C’est dérangeant et cela prive l’utilisateur de la maîtrise totale de la machine qu’il a acheté. Pour arriver à immobiliser le Spark à distance, il est possible que DJI envoie un ordre de blocage dès qu’il se connecte à Internet. Ou peut-être que le firmware (micrologiciel) est équipé d’une sorte de date de péremption, rendant impossible l’utilisation du drone après une certaine date. Cela soulève vraiment le problème de l’intrusion dans la sphère privée.

Le drone Spark de DJI

Ces problèmes d’entrave à la vie privée et de possibles accidents sont les problèmes éthiques majeurs liés à l’usage des drones dans le domaine civil. Mais il y a encore un autre problème éthique majeur, qui concerne le domaine militaire.

> Sur le plan des opérations militaires 

Apparus depuis de très nombreuses années dans le domaine militaire, les drones jouent un rôle prépondérant dans les armées. Rien d’étonnant à cela, quand on sait que ces engins sans pilote extrêmement perfectionnés, permettent de contrôler depuis le Nevada, un appareil effectuant une mission de combat au-dessus de Kaboul. Mais le recours au drones rend les actions militaires plus ou moins secrètes et qui échappent au cadre juridique international régissant les guerres et les conflits armés. Ainsi, même s’il s’avère que les drones sont des armes relativement peu couteuses, très fiables et extrêmement efficaces, qui évite de mettre la vie de soldats en danger en ne les envoyant pas dans la zone de conflit, leur utilisation reste moralement douteuse et pose de vrais problèmes de droit et d’éthique. Le film Good Kill du réalisateur américain Andrew Nicool, sorti en mai 2015 illustre très bien ce problème.

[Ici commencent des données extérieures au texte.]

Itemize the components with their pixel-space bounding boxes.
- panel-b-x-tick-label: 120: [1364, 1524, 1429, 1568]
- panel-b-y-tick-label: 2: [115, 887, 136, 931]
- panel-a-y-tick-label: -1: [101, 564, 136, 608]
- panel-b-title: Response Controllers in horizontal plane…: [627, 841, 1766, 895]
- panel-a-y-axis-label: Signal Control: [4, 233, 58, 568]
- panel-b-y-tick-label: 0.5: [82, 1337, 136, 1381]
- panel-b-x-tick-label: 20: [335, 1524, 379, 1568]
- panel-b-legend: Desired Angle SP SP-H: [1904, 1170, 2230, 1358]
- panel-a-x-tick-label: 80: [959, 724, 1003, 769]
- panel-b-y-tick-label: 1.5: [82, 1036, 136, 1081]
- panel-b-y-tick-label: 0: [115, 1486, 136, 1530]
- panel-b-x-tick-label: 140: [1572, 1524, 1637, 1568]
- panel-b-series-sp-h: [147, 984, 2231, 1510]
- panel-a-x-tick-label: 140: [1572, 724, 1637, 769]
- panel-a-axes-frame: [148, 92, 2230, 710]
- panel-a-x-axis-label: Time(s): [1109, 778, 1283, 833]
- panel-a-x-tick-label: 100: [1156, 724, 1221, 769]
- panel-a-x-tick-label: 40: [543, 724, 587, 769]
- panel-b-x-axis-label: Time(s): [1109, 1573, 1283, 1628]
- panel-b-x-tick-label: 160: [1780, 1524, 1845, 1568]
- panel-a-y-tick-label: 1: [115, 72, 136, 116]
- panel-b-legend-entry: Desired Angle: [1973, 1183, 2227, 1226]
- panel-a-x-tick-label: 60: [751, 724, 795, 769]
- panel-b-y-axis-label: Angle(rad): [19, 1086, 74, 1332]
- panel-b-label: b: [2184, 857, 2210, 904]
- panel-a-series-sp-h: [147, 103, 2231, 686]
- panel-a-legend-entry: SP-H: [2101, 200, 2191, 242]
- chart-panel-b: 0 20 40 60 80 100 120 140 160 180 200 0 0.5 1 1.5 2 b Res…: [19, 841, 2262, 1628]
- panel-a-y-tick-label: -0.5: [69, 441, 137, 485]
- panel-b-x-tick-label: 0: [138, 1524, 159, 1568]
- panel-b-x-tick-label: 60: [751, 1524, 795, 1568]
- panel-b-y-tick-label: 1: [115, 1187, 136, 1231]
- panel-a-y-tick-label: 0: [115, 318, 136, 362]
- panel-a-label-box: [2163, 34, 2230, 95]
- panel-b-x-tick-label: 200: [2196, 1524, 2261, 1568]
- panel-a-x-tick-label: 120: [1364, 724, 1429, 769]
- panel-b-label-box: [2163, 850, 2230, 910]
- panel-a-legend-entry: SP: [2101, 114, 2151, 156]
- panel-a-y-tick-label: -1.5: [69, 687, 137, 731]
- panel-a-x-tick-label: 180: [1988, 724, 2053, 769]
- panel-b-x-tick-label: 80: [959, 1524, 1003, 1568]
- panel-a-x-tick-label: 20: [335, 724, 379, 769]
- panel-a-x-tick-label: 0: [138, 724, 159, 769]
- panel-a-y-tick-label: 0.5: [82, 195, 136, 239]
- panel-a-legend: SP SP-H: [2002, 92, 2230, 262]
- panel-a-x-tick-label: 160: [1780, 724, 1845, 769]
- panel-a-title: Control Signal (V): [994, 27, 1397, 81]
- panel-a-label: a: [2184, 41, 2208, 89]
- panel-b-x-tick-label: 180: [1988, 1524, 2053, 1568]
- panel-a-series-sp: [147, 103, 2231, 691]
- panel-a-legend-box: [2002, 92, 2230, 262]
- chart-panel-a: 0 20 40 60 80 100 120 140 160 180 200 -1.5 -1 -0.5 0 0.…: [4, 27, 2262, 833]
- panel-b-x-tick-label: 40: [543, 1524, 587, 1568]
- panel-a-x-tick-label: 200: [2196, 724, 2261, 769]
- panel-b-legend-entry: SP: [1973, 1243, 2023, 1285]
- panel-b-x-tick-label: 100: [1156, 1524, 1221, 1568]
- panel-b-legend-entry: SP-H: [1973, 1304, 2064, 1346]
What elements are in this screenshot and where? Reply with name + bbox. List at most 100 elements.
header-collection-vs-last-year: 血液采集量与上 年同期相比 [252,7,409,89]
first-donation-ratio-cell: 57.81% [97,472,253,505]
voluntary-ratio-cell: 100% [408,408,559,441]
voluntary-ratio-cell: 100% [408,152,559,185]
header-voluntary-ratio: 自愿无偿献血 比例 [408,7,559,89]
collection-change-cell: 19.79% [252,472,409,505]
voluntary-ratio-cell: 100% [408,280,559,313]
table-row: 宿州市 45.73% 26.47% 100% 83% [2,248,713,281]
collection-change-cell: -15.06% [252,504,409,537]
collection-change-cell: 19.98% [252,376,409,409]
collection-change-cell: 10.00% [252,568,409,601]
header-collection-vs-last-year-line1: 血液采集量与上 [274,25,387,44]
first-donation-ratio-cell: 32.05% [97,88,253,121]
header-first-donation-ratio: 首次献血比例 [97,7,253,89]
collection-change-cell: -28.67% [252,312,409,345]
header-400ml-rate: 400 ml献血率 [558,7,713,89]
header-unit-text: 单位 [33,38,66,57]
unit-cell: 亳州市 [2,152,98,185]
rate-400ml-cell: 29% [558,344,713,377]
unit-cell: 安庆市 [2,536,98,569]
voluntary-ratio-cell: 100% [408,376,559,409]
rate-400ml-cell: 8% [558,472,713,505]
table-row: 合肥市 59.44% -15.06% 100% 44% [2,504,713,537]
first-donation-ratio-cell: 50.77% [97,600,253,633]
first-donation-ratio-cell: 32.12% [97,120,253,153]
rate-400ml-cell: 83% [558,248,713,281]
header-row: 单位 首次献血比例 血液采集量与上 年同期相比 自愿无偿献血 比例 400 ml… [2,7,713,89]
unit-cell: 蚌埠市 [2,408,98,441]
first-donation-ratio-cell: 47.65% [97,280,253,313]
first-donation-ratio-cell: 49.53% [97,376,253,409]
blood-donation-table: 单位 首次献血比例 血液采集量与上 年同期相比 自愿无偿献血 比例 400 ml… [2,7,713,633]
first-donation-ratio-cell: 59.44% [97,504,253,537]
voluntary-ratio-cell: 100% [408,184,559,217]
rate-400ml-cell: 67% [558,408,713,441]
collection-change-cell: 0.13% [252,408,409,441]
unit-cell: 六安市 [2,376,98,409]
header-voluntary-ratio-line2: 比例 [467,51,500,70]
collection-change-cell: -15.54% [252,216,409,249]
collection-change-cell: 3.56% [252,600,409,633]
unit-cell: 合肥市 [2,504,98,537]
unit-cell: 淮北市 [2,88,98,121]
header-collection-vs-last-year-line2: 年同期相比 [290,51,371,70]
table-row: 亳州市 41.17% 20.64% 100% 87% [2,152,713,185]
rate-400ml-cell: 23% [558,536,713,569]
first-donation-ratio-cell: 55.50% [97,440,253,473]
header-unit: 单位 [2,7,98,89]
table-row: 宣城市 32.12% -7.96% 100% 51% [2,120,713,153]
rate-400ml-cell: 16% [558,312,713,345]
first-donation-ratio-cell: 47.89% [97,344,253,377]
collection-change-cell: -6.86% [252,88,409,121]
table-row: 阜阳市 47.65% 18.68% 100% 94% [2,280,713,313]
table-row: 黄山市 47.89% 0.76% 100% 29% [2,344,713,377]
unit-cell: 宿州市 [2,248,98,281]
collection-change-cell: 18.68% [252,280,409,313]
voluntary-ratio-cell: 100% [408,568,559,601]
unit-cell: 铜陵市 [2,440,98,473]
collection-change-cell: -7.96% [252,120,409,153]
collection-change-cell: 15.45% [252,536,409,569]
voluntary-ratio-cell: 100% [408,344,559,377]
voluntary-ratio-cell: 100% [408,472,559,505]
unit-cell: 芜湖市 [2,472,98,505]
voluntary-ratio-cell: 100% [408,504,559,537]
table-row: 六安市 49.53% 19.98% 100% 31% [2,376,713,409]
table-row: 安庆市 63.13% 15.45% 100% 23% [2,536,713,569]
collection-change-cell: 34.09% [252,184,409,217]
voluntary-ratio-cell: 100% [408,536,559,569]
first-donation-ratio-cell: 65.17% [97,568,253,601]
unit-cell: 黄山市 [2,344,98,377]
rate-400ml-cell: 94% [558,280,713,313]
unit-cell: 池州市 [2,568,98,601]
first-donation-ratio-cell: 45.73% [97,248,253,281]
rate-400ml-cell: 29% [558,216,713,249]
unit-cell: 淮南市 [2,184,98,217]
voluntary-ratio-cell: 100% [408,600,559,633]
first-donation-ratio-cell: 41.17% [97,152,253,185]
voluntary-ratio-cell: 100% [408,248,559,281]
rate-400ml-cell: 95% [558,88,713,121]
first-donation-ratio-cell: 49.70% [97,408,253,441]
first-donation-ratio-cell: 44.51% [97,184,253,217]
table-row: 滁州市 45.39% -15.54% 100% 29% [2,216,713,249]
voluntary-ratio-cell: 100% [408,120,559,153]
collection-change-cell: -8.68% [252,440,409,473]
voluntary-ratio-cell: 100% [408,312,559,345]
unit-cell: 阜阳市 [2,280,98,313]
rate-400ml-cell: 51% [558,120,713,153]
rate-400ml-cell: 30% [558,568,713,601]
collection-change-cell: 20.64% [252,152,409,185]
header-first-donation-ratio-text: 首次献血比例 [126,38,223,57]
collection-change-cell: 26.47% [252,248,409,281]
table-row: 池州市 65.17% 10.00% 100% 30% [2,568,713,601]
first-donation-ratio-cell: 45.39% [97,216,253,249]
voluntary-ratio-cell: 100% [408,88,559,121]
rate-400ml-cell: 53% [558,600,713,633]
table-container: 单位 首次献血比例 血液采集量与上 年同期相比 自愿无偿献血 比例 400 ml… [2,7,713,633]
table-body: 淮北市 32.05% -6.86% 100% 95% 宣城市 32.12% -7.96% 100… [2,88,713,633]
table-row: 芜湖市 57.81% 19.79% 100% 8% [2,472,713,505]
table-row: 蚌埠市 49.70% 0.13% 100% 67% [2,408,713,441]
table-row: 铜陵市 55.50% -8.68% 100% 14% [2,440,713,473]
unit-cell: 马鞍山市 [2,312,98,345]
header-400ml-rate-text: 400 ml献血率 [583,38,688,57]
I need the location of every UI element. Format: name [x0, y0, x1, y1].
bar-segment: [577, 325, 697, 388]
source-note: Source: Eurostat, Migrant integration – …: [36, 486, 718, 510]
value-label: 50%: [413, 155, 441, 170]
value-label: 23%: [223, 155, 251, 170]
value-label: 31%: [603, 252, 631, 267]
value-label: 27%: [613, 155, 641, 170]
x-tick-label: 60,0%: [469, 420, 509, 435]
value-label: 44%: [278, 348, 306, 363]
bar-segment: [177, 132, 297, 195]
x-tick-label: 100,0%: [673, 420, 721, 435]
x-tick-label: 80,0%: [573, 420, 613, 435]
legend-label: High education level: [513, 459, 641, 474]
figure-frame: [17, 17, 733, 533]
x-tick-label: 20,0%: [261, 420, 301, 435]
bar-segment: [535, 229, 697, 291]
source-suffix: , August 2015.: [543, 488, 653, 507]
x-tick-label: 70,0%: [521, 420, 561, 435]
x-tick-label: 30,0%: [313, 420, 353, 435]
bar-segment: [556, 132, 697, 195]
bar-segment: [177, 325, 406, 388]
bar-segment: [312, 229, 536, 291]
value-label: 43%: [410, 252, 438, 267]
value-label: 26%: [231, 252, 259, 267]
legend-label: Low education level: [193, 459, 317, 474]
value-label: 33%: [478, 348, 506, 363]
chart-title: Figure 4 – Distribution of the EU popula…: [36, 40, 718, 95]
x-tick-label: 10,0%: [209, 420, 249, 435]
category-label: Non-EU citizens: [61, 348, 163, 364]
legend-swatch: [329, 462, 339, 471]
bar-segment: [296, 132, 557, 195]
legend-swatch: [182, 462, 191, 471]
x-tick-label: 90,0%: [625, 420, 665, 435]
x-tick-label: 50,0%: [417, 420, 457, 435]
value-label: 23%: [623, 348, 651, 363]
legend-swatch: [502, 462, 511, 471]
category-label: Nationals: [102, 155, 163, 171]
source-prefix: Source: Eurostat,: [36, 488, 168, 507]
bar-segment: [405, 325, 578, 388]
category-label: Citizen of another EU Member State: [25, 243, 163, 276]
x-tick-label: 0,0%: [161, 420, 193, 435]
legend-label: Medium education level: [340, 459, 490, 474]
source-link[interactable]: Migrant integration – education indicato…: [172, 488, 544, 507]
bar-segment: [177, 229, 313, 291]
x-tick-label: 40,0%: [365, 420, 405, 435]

Ainsi, les aéronefs bouleversent la pratique de la guerre car certains drones sont pilotés à distance depuis les Etats-Unis. Le réel problème est que le pilote du drone rentre à son domicile après une journée « normale » de travail alors que dans la même journée, il a abattu des individus à plusieurs kilomètres de chez lui. Cette dématérialisation de la guerre pour les pilotes de drones armés risque de déresponsabiliser les soldats. Ce même phénomène de dématérialisation de la guerre et de déresponsabilisation des soldats s’est produit lors de la guerre en Libye. En 2011, Barack Obama a autorisé l’armée américaine à employer les drones militaires au cours de cette guerre. Certains soldats américains parlent de lâcheté car les pilotes de ces aéronefs sont assis dans des fauteuils aux Etats-Unis, loin de la réalité de la guerre.


Un pilote de drones militaires

 

Par ailleurs, en janvier 2015, une erreur a été commise par l’armée américaine. Une attaque de drones américains contre des agents d’al-Qaida a accidentellement provoqué la mort de deux otages, un Italien et un Américain détenus sur le site attaqué. Cet accident a choqué de nombreux civils et créé des polémiques contre l’utilisation des drones dans les frappes militaires. Afin de minimiser le nombre de civils morts suite à des frappes de drones, Barack Obama, alors Président des Etats-Unis a imposé aux services de sécurité de signaler les pertes civiles lors d’opérations de renseignement hors des zones de combat, obligation que le Président Donald Trump a annulé le 7 mars 2019. Pour le Président Trump, bien que la mort de tous ces civils soit tragique, les drones sont les armes les moins meurtrières pour les civils de la guerre moderne. En effet, ceux-ci sont plus précis dans leur frappe et dans la recherche.